Texas Abortion Ban: The Right’s Aggressive Offensive*

The Supreme Court and its conservative supermajority’s decision pose a real threat to the law that, for the past 48 years, has allowed American women to terminate pregnancy.

Texas has passed the strictest antiabortion law in the U.S. since the landmark Roe v. Wade ruling in 1973, and the Supreme Court declined to block its implementation. The court and its conservative supermajority’s decision pose a real threat to the access to legal abortion that American women have had for the past 48 years. This issue will most likely become a key theme in the campaign ahead of Congressional elections next year.

The bill was passed by the state legislature and signed into law by Republican Gov. Greg Abbott. It prohibits abortion after a fetal heartbeat is detected, which most often happens six weeks into a pregnancy, before some women, if not most, know that they are pregnant. Other states have already tried to impose such a restrictive time limit, but without much success. What sets the Texas law apart, however, is the innovative and unprecedented way of enforcing it. The law states that doctors, other health officials or “anyone” who aids and abets an illegal abortion can be sued by private individuals and subject to a $10,000 fine. It includes cases where the woman is impregnated as a result of rape or incest, but there is an exception for medical emergencies when the woman’s life is in danger.

A Conservative Supreme Court

Pro-abortion organizations, in an attempt to stop the law from taking effect, appealed to the federal Court of Appeals, but the case was then filed in Supreme Court. By a 5-4 vote late Wednesday, the justices denied the emergency appeal. The dispute is not over yet, since the Supreme Court has not ruled on the merits of whether or not the case is constitutional. Therefore, it is expected that the case will be heard at a later date, but the expected players are not promising a successful outcome for supporters of legal abortion. Five conservative justices voted against blocking the Texas law, including Donald Trump’s three appointees: Amy Coney Barrett, Neil Gorsuch and Brett Kavanaugh.

The court ruling, although it does not decide on the legality of decisions made by the lower courts and the constitutionality of laws passed by Congress, have prompted almost all abortion centers in Texas to close, including Planned Parenthood clinics. All women from the second largest state in the country wishing to have an abortion will have to travel to other states. This will affect primarily the poorer citizens, particularly racial minorities. At the moment, travel in the U.S. carries additional risks due to the COVID-19 pandemic.

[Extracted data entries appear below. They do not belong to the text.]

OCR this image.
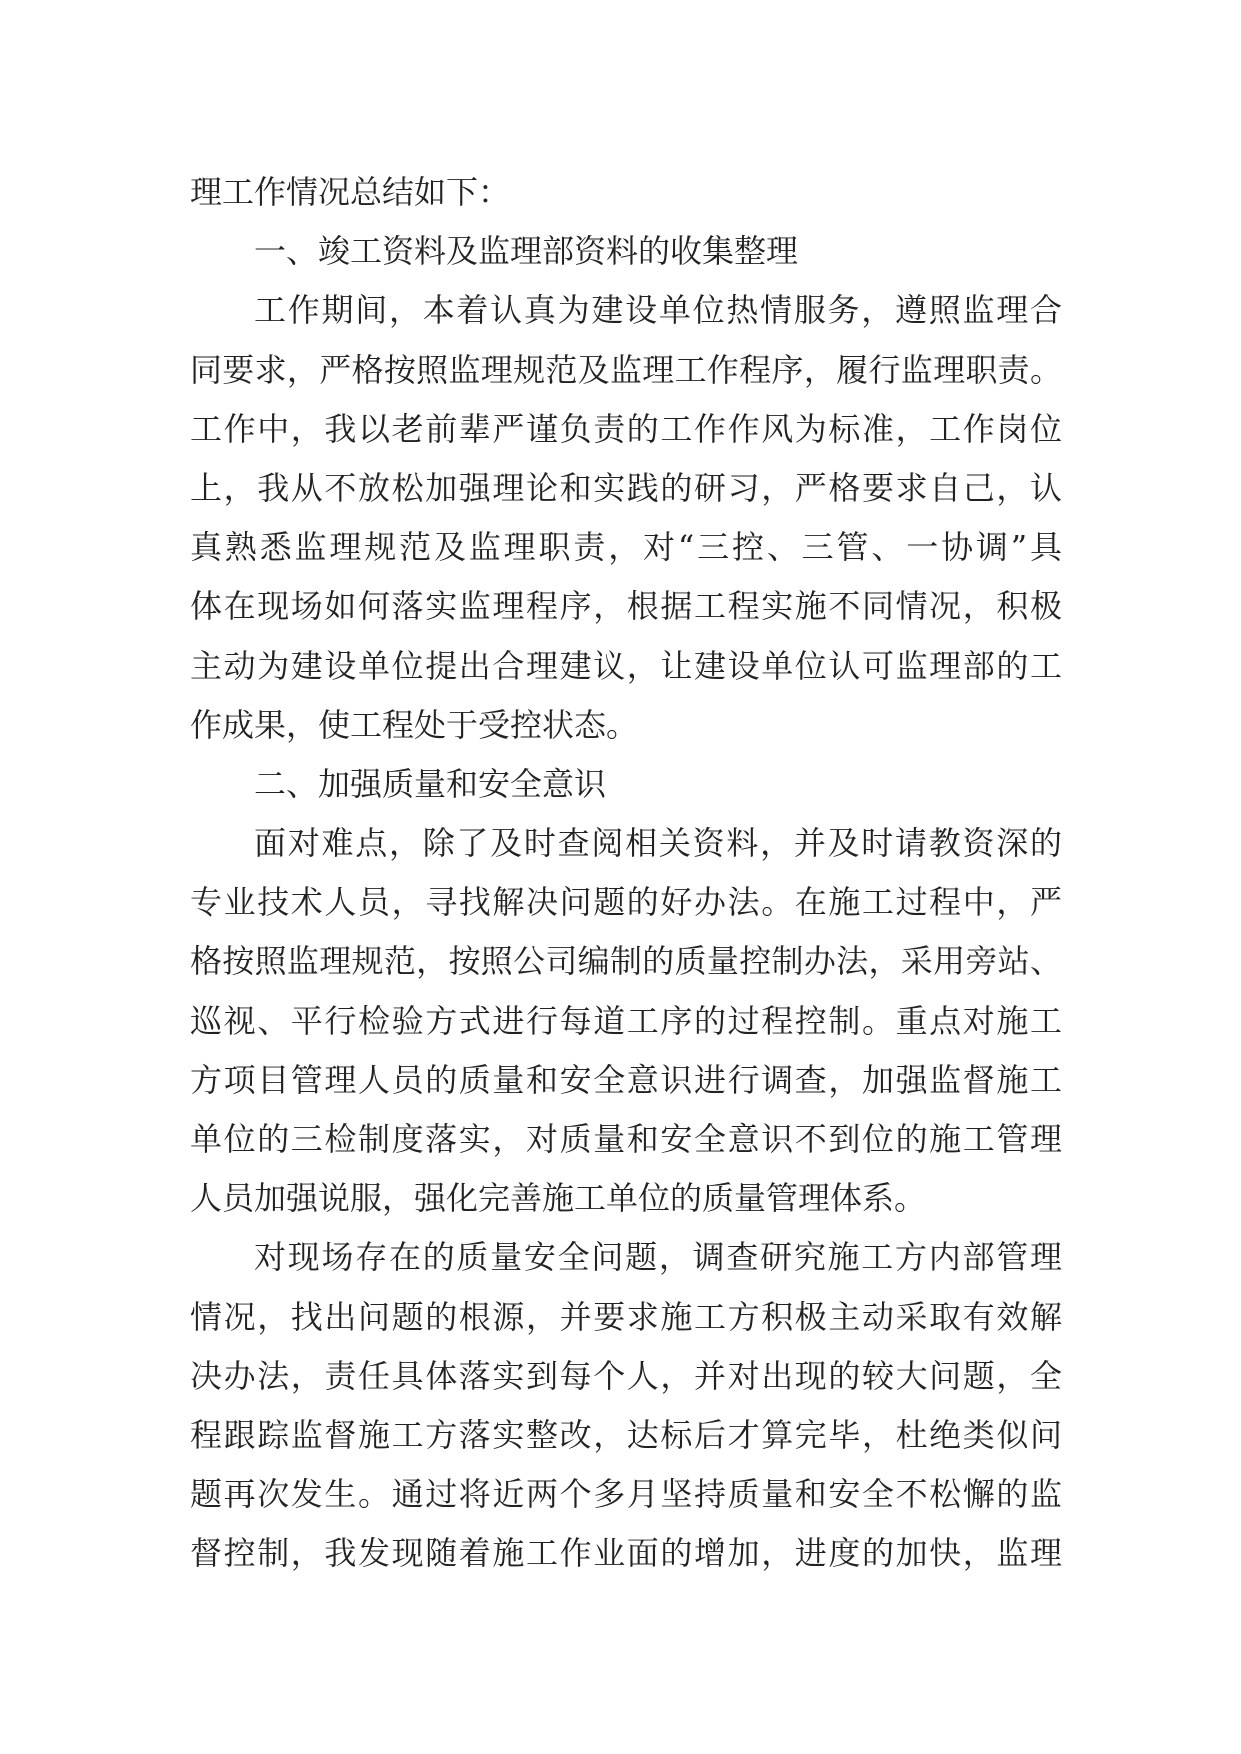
理工作情况总结如下：
一、竣工资料及监理部资料的收集整理
工作期间，本着认真为建设单位热情服务，遵照监理合
同要求，严格按照监理规范及监理工作程序，履行监理职责。
工作中，我以老前辈严谨负责的工作作风为标准，工作岗位
上，我从不放松加强理论和实践的研习，严格要求自己，认
真熟悉监理规范及监理职责，对“三控、三管、一协调”具
体在现场如何落实监理程序，根据工程实施不同情况，积极
主动为建设单位提出合理建议，让建设单位认可监理部的工
作成果，使工程处于受控状态。
二、加强质量和安全意识
面对难点，除了及时查阅相关资料，并及时请教资深的
专业技术人员，寻找解决问题的好办法。在施工过程中，严
格按照监理规范，按照公司编制的质量控制办法，采用旁站、
巡视、平行检验方式进行每道工序的过程控制。重点对施工
方项目管理人员的质量和安全意识进行调查，加强监督施工
单位的三检制度落实，对质量和安全意识不到位的施工管理
人员加强说服，强化完善施工单位的质量管理体系。
对现场存在的质量安全问题，调查研究施工方内部管理
情况，找出问题的根源，并要求施工方积极主动采取有效解
决办法，责任具体落实到每个人，并对出现的较大问题，全
程跟踪监督施工方落实整改，达标后才算完毕，杜绝类似问
题再次发生。通过将近两个多月坚持质量和安全不松懈的监
督控制，我发现随着施工作业面的增加，进度的加快，监理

Since the 1973 Supreme Court decision in Roe v. Wade, U.S. women have had the right to an abortion up through the 24th week of pregnancy. Since then, however, Congress and many states have passed various laws restricting that right; as a result, access to abortion has narrowed. The change in the balance of power in the Supreme Court, now with a 6-3 conservative majority (although Chief Justice John Roberts, who is considered conservative, sided with liberals to block the abortion law), has motivated the anti-abortion movement’s offensive against abortion. The new Texas law is not unique; other Southern Bible Belt states have also proposed anti-abortion laws. The Supreme Court has already received appeals to a law in Mississippi that bans abortions at 15 weeks. The court is expected to make a ruling next year, when Congressional elections take place.

Abortion: A Political Issue

Joe Biden has sharply criticized the Supreme Court ruling on the Texas law and promised that his administration will “protect and defend” the constitutional rights established under Roe v. Wade. The pro-abortion activists have called on Congress to tackle the issue of abortion and to pass a law that would block anti-abortion laws in certain states. Democrats hold a majority in both houses of Congress, but it is not enough to pass important bills; apart from the spending bills, all the others require a majority of at least 60 votes in the Senate.** Meanwhile, the Senate holds an equal number (50) of Republicans and Democrats; the only control the Democrats have over legislative procedures comes from Vice President Kamala Harris, who can cast the tie-breaking vote.

According to a poll conducted by NBC in August, 54% of Americans believe that abortion should be legal in all or most cases. This indicates that a Supreme Court decision to ban abortion would not be taken very well. Theoretically, the Supreme Court is above politics, but in practice, the justices do not ignore the mood swings of the general public. The Democratic Party, with women being among its key voters, hopes that the Republican anti-abortion offensive will motivate its supporters to help them win next year’s midterm.

*Editor’s Note: This article is available in the original Polish only to subscribers.

**Editor’s Note: A 60-vote supermajority is only required in the Senate to shut down a filibuster by the opposition.